Interessanti i sepolcreti di Colonnette e Celle situati a nord della città: in essi furono scoperte solo tombe a camera dai corredi talvolta eccezionali: dalla tomba 4 della necropoli delle Colonnette proviene infatti il celebre Cratere dell’Aurora, datato al secondo quarto del IV secolo, in cui è rappresentato il rapimento di Kephalos portato in cielo sulla quadriga di Aurora, esposto al Museo di Villa Giulia.

Necropoli di Terrano Interno di tomba a camera
Necropoli di Terrano. Interno di tomba a camera

Tutte queste necropoli, scavate ormai in tempi lontani, sono state nel tempo inglobate dalla città, anche se splendidamente documentate dai ricchi corredi conservati; l’unica eccezione è costituita dalla necropoli di Terrano: essa si estende sui costoni di un ripido pianoro tufaceo vicino all’abitato, delimitato dallo scorrere di due ripidi corsi d’acqua; il luogo impervio e la posizione defilata ne hanno permesso la conservazione pressoché intatta.

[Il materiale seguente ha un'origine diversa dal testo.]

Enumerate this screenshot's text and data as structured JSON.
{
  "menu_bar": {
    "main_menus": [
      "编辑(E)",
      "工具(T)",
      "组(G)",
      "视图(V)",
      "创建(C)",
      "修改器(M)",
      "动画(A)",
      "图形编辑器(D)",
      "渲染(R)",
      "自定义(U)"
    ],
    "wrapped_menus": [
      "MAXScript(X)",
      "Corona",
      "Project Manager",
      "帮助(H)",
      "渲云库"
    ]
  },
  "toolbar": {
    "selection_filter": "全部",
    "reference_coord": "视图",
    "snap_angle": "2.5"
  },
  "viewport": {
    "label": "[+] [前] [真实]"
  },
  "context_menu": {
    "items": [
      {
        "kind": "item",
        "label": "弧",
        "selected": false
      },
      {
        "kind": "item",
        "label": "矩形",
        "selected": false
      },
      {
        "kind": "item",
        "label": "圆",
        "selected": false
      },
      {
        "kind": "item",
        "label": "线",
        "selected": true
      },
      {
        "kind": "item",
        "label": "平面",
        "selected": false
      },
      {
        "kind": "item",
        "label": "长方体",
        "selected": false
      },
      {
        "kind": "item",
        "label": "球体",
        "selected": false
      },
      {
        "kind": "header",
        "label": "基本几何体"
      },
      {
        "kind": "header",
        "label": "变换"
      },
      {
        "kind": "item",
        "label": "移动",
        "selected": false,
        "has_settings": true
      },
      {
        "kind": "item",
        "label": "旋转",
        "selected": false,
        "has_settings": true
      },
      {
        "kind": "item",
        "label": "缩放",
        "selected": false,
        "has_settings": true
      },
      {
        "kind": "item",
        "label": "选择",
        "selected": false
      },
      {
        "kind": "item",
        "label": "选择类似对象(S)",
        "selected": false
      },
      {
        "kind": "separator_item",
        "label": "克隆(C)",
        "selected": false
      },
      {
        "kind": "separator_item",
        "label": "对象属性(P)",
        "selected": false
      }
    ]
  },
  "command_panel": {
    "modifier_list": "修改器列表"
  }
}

Il sepolcreto si cominciò ad utilizzare dal V secolo in poi; l’architettura ripete qui le più diffuse forme presenti sul territorio falisco: un dromos, scavato nel tufo con funzione di ingresso, conduce alla camera a pianta quadrangolare, la cui porta di accesso doveva in origine essere chiusa con una lastra di pietra; nel mezzo un pilastro, ricavato dalla roccia, fa assumere all’ambiente una singolare forma “a ferro di cavallo”; sulle pareti si aprono i loculi per le deposizioni, chiusi da tegole ormai del tutto perdute.

Acropoli di Vignale

Il colle di Vignale, difeso naturalmente dalle rupi che lo circondano e che costituiscono una barriera naturale, proprio per la sua funzione strategica fu scelto come primo nucleo abitativo della futura capitale falisca, assumendo col tempo il ruolo di acropoli. L’ abbondanza di materiale fittile ritrovato sul terreno conferma infatti che Vignale fu un sito abitato almeno a partire dall’ età arcaica. Tutto il colle è attraversato da una fitta rete di cunicoli larghi circa 60 cm ed alti 1,80 cm che si collegano con pozzi a pianta rettangolare e a volte con cisterne ipogee scavate nel tufo a pianta quadrangolare e circolare.

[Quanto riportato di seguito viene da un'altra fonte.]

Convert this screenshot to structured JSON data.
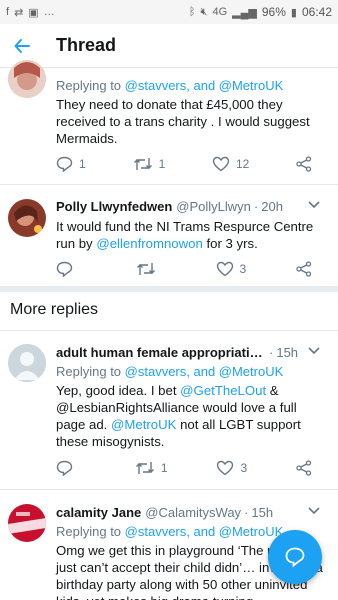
{
  "status_bar": {
    "battery": "96%",
    "time": "06:42",
    "network": "4G"
  },
  "header": {
    "title": "Thread"
  },
  "tweets": [
    {
      "reply_prefix": "Replying to ",
      "reply_targets": "@stavvers, and @MetroUK",
      "text": "They need to donate that £45,000 they received to a trans charity . I would suggest Mermaids.",
      "replies": "1",
      "retweets": "1",
      "likes": "12"
    },
    {
      "name": "Polly Llwynfedwen",
      "handle": "@PollyLlwyn",
      "time": "20h",
      "text_before": "It would fund the NI Trams Respurce Centre run by ",
      "text_link": "@ellenfromnowon",
      "text_after": " for 3 yrs.",
      "replies": "",
      "retweets": "",
      "likes": "3"
    },
    {
      "name": "adult human female appropriatin...",
      "time": "15h",
      "reply_prefix": "Replying to ",
      "reply_targets": "@stavvers, and @MetroUK",
      "text_1": "Yep, good idea. I bet ",
      "text_link_1": "@GetTheLOut",
      "text_2": " & @LesbianRightsAlliance would love a full page ad. ",
      "text_link_2": "@MetroUK",
      "text_3": " not all LGBT support these misogynists.",
      "replies": "",
      "retweets": "1",
      "likes": "3"
    },
    {
      "name": "calamity Jane",
      "handle": "@CalamitysWay",
      "time": "15h",
      "reply_prefix": "Replying to ",
      "reply_targets": "@stavvers, and @MetroUK",
      "text": "Omg we get this in playground ‘The p… who just can’t accept their child didn’… invited to a birthday party along with 50 other uninvited kids, yet makes big drama turning"
    }
  ],
  "sections": {
    "more_replies": "More replies"
  },
  "colors": {
    "accent": "#1da1f2",
    "muted": "#657786"
  }
}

Le testimonianze archeologiche più evidenti che attestano la frequentazione del sito, sia come complesso abitativo che cultuale, sono due imponenti cisterne, denominate convenzionalmente cisterna meridionale e settentrionale. Le due strutture hanno forma rettangolare; il loro legame con i templi è confermato dal rinvenimento all’ interno e nei loro pressi di terrecotte architettoniche e votive, è quindi probabile che siano state utilizzate come scarichi dei santuari al momento del loro abbandono. Le cisterne presentano caratteristiche comuni: oltre alla pianta, sono entrambe orientate con i lati brevi in direzione nord-ovest/sud-est, scavate nella roccia e largamente integrate con muratura in opera quadrata. La loro funzione idrica originaria è provata sia dalla presenza di cunicoli che comunicano con l’ interno della roccia, sia dal rivestimento di cocciopesto di cui oggi si conservano poche tracce; ad esse si accedeva mediante grandi rampe.

Cisterna-settentrionale-acropoli-Vignale
Cisterna settentrionale sull-acropoli del Vignale

Le parti in muratura sono costruite da filari di massicci blocchi di tufo che presentano affinità con quelli impiegati nella costruzione delle mura del colle, di cui resta soltanto un esiguo tratto di cinque filari sul versante meridionale dell’altura. Lungo le pareti di tufo che delimitano Vignale sono visibili tagli artificiali e cavità di epoca falisca oggi quasi del tutto ricoperte da crolli della roccia e dalla fitta vegetazione, mentre lungo il ciglio del pianoro sono conservate numerose camere ipogee scavate nella roccia note come insediamento di “San Cesareo”, databili in epoca tardomedievale; nell’ angolo sud-ovest è presente inoltre un complesso tombale di cui è visitabile solo una piccola tomba a camere a pianta rettangolare.